As Ms Willis presented the long list of posts to Mr Hill while he was on the witness stand, he read them into the court record – “poop” emojis, included.
“Do you enjoy being called a piece of fecal matter?” Ms Willis asked Mr Sterling.
“No ma’am,” he said.
Asked by Mr Floyd’s attorneys whether he feels intimidated by the posts, Mr Sterling said it is “par for the course when you’re a public official.”
During the hearing on Tuesday, prosecutors confirmed that Ms Freeman, Ms Moss and Mr Sterling are state witnesses in the case – along with Jenna Ellis, among three former Trump-linked attorneys who reached plea agreements with prosecutors.
Ms Ellis said she believed Mr Floyd’s posts were meant to intimidate her, according to a message she wrote to Mr Hill.
“I believe it was meant to both intimidate and harass me and also encourage others to harass me, which others have done in the comments, and separate posts,” Mr Hill said, reading the message from Ms Ellis.
John Morrison, an attorney for Mr Floyd, argued that “there’s no need” for Mr Floyd to return to state custody, and that prosecutors “could’ve addressed the issue” by calling the defence with their concerns instead. Moments later, he defended Mr Floyd’s statements as “political speech” that “the state is trying to silence”.
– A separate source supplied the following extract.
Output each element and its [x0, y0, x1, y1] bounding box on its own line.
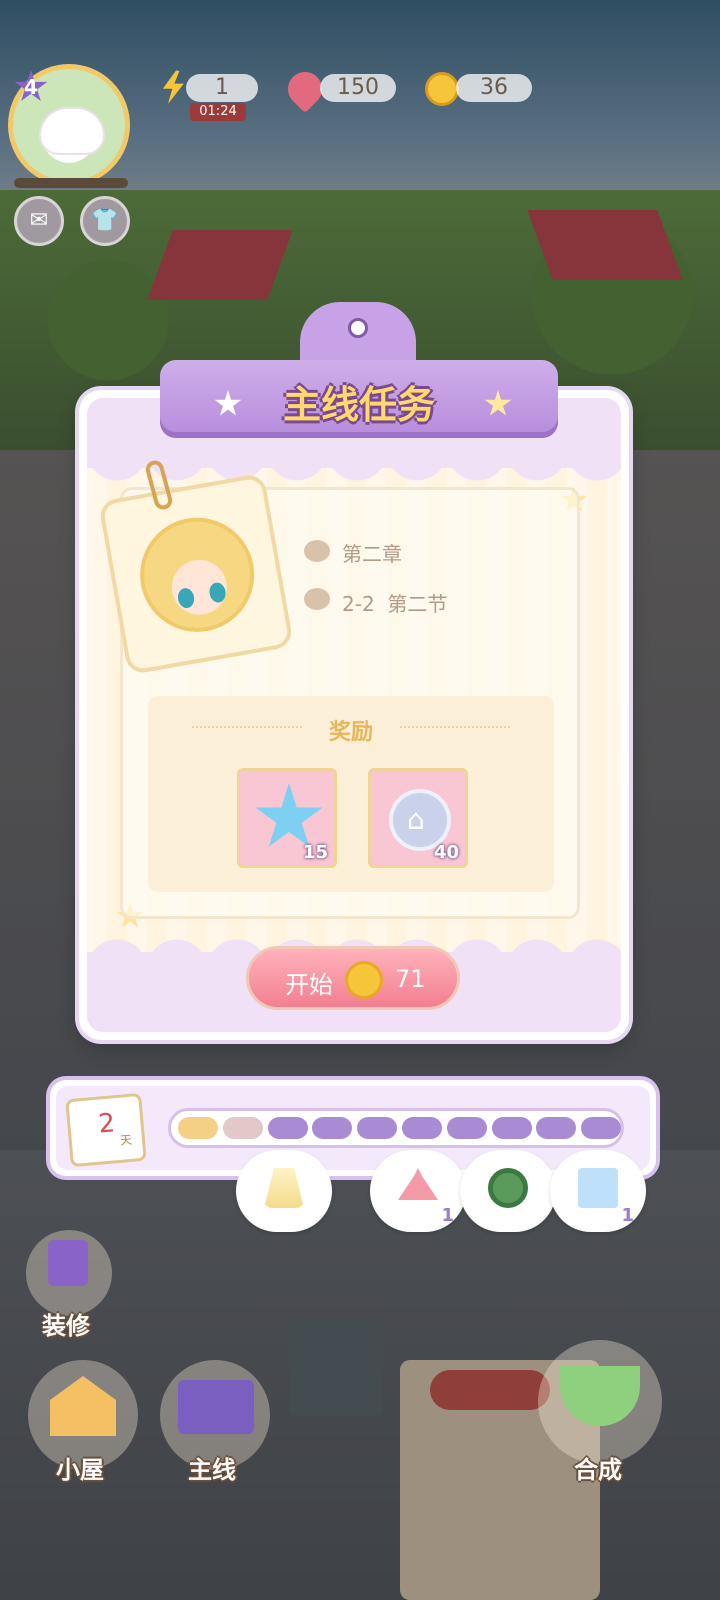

Mr Morrison also argued that Mr Floyd’s comments don’t encompass the kind of communication prohibited in the bond order because he didn’t directly message his subjects with derogatory statements about them.
But “none of these posts amount to a threat or intimidation,” according to Mr Floyd’s attorney Chris Kachouroff.
Mr Floyd was the only defendant who spent any time in jail after he surrendered in August. He was released days later with a bond set at $100,000, with $40,000 on the racketeering charge and $30,000 each on other charges.